Ontvangen 12 september 2002

Het voorstel van rijkswet wordt als volgt gewijzigd:

Na artikel 6 wordt een artikel ingevoegd, dat luidt:

Artikel 6a

Indien het bij koninklijke boodschap van 13 juli 2002 ingediende voorstel van wet tot wijziging van het Wetboek van Strafvordering in verband met de invoering van de raadsheer-commissaris en enige andere onderwerpen (raadsheer-commissaris) (28 477) tot wet is of wordt verheven en die wet in werking treedt of is getreden, vervalt artikel 4, derde lid, tweede en derde volzin, van deze wet.

Toelichting

Het inmiddels bij de Tweede Kamer aanhangige voorstel van wet tot wijziging van het Wetboek van Strafvordering in verband met de invoering van de raadsheer-commissaris en enige andere onderwerpen (raadsheer-commissaris) (28 477) schrapt enkele, in artikel 322, derde en vierde lid, van het Wetboek van Strafvordering neergelegde, beperkingen aan het gebruik voor het bewijs van getuige- of deskundigeverklaringen die in een eerdere fase van het geding (bijvoorbeeld in het geding voor cassatie) zijn afgelegd.
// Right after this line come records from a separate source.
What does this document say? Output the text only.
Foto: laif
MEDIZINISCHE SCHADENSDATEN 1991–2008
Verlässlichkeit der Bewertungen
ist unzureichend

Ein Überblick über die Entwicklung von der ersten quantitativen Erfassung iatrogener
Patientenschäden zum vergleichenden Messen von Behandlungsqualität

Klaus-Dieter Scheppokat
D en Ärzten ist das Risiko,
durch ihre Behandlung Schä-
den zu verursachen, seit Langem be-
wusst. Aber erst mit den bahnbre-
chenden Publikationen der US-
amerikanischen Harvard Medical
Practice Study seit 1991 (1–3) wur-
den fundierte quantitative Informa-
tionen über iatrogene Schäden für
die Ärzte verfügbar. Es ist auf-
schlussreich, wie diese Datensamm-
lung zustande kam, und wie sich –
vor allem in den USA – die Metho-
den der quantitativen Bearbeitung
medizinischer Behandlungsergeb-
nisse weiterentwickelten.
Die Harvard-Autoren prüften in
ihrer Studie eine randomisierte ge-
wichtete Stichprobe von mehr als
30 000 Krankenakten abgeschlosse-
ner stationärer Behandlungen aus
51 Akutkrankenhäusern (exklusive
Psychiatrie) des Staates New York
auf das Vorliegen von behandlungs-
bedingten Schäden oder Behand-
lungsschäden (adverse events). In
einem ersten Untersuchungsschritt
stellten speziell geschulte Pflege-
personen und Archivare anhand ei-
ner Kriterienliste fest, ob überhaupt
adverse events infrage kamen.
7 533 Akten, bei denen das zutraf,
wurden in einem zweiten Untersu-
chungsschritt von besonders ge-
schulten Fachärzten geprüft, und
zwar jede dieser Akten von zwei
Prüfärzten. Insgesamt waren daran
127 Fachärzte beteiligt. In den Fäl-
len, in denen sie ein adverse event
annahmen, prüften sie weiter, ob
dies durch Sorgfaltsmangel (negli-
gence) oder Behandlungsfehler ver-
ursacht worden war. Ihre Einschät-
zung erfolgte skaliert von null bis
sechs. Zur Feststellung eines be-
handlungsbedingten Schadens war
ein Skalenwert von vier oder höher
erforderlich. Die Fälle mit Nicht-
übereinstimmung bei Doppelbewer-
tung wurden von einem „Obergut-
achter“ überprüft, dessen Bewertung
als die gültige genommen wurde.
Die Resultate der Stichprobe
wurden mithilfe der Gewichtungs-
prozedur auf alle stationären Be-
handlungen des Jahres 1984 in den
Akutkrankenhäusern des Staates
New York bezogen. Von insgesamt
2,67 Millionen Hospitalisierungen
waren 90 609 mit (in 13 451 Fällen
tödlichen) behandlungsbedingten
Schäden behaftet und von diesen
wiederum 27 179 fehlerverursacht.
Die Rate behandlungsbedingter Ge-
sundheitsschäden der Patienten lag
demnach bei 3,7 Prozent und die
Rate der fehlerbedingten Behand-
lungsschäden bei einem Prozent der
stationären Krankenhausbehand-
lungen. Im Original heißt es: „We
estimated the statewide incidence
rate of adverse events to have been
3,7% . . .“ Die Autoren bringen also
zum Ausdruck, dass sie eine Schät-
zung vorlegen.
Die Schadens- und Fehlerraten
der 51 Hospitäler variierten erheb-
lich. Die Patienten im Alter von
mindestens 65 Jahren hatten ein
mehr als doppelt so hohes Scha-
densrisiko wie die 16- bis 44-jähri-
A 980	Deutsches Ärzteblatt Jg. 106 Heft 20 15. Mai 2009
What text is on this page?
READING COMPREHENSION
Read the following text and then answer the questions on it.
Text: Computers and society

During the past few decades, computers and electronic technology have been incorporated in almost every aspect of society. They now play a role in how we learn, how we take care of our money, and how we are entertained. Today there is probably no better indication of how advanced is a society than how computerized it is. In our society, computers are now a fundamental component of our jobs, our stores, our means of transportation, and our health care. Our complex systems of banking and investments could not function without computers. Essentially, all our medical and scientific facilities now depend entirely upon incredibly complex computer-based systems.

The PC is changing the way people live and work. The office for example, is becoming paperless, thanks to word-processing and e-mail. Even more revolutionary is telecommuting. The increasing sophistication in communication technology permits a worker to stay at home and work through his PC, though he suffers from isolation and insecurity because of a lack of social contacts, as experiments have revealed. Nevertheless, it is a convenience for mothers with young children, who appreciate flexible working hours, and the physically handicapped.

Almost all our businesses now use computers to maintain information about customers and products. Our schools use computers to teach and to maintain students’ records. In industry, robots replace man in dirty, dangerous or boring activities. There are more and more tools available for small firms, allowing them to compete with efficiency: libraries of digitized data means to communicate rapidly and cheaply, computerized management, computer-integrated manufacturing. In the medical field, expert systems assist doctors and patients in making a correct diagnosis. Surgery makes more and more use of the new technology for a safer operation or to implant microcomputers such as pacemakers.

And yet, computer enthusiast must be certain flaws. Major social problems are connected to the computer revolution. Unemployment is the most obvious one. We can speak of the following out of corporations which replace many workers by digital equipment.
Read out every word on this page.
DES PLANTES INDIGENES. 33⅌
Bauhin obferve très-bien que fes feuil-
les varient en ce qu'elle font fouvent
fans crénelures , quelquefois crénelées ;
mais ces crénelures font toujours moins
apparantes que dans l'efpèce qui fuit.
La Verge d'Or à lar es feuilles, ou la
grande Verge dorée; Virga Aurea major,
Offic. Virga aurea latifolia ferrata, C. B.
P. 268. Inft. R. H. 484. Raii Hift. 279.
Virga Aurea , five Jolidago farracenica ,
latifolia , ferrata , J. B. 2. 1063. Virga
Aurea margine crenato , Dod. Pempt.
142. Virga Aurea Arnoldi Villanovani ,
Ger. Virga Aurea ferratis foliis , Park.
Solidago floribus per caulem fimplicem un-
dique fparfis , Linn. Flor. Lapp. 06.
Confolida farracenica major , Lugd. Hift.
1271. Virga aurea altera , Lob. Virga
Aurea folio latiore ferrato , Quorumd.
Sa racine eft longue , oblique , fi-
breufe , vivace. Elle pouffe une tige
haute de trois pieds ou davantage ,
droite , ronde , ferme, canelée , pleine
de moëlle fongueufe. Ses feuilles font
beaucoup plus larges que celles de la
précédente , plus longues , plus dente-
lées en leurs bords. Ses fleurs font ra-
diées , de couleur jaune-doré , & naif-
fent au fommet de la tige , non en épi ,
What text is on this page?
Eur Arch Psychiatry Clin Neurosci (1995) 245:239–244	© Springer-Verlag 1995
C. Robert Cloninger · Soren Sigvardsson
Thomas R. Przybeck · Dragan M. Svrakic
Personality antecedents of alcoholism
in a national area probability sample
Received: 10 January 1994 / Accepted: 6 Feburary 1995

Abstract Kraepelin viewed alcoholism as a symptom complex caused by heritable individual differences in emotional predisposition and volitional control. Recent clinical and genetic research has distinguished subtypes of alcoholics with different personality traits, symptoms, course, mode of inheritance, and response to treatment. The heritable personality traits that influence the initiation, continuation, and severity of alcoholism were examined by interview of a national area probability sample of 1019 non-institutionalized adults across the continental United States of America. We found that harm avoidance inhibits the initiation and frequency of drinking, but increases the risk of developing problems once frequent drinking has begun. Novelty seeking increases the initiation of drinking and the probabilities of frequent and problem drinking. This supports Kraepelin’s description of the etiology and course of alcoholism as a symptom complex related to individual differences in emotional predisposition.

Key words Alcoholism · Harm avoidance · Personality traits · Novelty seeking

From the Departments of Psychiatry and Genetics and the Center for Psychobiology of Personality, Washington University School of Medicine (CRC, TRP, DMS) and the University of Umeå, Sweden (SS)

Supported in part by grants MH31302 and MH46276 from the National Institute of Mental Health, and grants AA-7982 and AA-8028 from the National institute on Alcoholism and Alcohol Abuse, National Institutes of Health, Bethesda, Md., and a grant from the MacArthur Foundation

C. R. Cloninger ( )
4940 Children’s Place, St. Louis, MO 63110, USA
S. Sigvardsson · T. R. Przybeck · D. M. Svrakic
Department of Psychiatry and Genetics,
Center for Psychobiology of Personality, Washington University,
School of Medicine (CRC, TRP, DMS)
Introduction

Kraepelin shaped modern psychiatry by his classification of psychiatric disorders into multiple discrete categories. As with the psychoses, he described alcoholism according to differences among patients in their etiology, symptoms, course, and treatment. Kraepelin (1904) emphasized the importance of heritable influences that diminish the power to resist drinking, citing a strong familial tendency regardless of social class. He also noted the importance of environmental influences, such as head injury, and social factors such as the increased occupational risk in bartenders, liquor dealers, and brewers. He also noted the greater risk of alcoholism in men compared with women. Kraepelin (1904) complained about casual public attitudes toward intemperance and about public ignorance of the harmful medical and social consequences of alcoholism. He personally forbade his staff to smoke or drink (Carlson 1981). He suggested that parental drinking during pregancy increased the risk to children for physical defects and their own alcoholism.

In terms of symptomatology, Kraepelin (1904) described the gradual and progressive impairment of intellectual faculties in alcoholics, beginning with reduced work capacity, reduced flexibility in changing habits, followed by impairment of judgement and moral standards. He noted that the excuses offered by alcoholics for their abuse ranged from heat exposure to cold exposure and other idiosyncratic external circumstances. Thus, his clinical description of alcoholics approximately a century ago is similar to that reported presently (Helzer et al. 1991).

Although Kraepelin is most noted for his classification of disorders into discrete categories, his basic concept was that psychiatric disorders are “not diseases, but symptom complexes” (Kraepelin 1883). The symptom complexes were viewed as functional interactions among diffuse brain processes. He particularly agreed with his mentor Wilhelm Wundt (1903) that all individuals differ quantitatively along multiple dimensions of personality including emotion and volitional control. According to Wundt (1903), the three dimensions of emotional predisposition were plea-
Omdat artikel 322, derde en vierde lid, Sv model stond voor de tweede en derde volzin in artikel 4, derde lid, van het onderhavige voorstel, kunnen deze bepalingen ook uit het onderhavige voorstel worden geschrapt (als het als wet in werking treedt of is getreden), wanneer wetsvoorstel 28 477 tot wet is of wordt verheven en in werking treedt of is getreden.

Deze nota van wijziging wordt ingediend mede namens de Minister van Binnenlandse Zaken en Koninkrijksrelaties.